My name is Lissa Scott, and I have been keeping record of wrongs done to me.
Of all the ridiculous things -- becoming bitter, hurting myself, and becoming so enveloped in me, and how people are inconsiderate toward me. I, who claim to be a child of God, have failed in the one thing He admonished us to do: love. I have even claimed to be a mature Christian of 20 years, and yet one of the most simple of commandments has been the hardest for me to adhere to. I have been self-righteous; I have demanded justice; I have been more sullen this past year than I have in my entire life. My sin caused me to withdraw from others, and I let my sin get in the way of being a witness to others. And I am ashamed.

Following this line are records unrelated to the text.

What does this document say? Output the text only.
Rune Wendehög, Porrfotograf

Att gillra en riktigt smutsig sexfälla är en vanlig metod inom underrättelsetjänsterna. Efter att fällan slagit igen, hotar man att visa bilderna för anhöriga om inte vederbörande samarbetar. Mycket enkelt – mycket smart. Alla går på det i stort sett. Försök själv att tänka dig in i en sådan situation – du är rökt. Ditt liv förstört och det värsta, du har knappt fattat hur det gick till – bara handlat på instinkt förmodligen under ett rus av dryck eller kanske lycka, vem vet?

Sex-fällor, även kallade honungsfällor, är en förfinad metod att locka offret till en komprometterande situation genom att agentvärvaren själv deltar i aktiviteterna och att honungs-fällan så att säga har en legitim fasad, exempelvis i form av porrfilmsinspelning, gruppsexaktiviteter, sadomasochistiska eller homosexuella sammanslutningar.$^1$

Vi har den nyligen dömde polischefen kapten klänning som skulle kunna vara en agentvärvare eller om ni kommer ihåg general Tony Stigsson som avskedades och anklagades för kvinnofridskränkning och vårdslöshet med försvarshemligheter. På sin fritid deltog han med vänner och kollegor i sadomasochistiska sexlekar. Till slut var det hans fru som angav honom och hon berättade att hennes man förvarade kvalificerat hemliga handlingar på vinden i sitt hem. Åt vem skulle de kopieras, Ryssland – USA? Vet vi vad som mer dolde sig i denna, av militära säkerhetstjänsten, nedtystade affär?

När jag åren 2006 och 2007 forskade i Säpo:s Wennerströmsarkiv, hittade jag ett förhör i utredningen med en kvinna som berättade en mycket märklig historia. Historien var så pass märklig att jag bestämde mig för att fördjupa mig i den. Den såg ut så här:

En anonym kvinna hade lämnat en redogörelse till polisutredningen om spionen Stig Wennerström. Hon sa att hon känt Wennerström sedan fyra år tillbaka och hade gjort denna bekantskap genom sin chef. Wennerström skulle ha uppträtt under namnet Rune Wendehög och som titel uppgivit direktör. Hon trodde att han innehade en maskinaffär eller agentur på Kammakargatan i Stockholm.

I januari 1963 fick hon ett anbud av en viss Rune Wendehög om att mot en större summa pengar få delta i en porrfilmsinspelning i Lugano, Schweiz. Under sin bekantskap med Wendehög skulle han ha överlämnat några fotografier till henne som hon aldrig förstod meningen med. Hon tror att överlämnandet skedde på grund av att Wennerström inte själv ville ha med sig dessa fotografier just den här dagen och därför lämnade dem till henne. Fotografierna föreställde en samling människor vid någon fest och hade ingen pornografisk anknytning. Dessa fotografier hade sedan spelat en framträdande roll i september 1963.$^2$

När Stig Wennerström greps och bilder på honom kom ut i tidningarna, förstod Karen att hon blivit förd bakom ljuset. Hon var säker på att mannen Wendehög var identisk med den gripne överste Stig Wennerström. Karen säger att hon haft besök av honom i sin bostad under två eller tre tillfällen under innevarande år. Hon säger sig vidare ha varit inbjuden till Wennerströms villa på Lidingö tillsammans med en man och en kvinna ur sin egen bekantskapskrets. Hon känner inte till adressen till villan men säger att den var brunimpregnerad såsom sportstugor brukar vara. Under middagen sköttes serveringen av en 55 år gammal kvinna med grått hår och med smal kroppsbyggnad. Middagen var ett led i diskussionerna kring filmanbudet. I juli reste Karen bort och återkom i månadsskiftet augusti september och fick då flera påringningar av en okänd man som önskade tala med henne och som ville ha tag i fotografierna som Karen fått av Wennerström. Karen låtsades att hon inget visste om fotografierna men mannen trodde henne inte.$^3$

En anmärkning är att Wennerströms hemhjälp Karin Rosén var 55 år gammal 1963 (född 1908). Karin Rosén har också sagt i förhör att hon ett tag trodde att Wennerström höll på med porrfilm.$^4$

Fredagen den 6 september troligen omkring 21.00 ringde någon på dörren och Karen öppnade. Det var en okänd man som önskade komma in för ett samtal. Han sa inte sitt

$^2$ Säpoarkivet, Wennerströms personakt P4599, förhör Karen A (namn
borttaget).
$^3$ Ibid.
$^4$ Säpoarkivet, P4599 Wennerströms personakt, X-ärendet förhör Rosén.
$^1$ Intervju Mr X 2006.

This feeds into the 3rd and final truth -- my sin has, as stated above, caused me to struggle more than I've ever struggled. Not gonna lie, my life is fairly easy in Thailand (or at least it could have been if I let it). I don't have to worry about my finances, I have a steady job, and I have a huge opportunity to work in the mission field. Sure, I don't speak the language, making new friends is a challenge, and sometimes I get fed up with the city -- but these are opportunities God has given me to grow as a person. He's promised to never give me more than I can handle, but I must admit that I've handled His challenges poorly. So instead of turning to Him FULLY and letting Him handle what my shortcomings cannot; I fought. I struggled so hard to find some semblance of control in my new life in Bangkok.
My personality is such that I like control of my life. I need control over at least a part of what is going on around me. I need to know what's ahead, what the game plan is, what's going to happen next. Spontaneity only works if it's my choice. And for some reason, God created me with these innate tendencies. I still don't know why since it's the proverbial thorn in my side, and God and I fight over control constantly, but He put this strong stubborn streak right through the heart of my being. Instead of fighting against this tendency, however, I want to learn to use it to God's advantage (and therefore my advantage) in life. So after recognizing some of my more obvious shortcomings, I'd like to stop struggling against the sin (and against the despondency the knowledge of my sins creates), and find peace and rest in the knowledge that God can handle my life splendidly if I only let Him. There's the rub isn't it? I have to make the conscious choice to allow Him full reign of my life -- including the bumps in the road that I never foresaw. That is what He asks for from all who claim to follow Him. If we are followers, shouldn't we let Christ be our leader?
Lord, I pray this is just my first step towards allowing you to truly and unconditionally guide my steps -- not only in darkness, but in the light as well.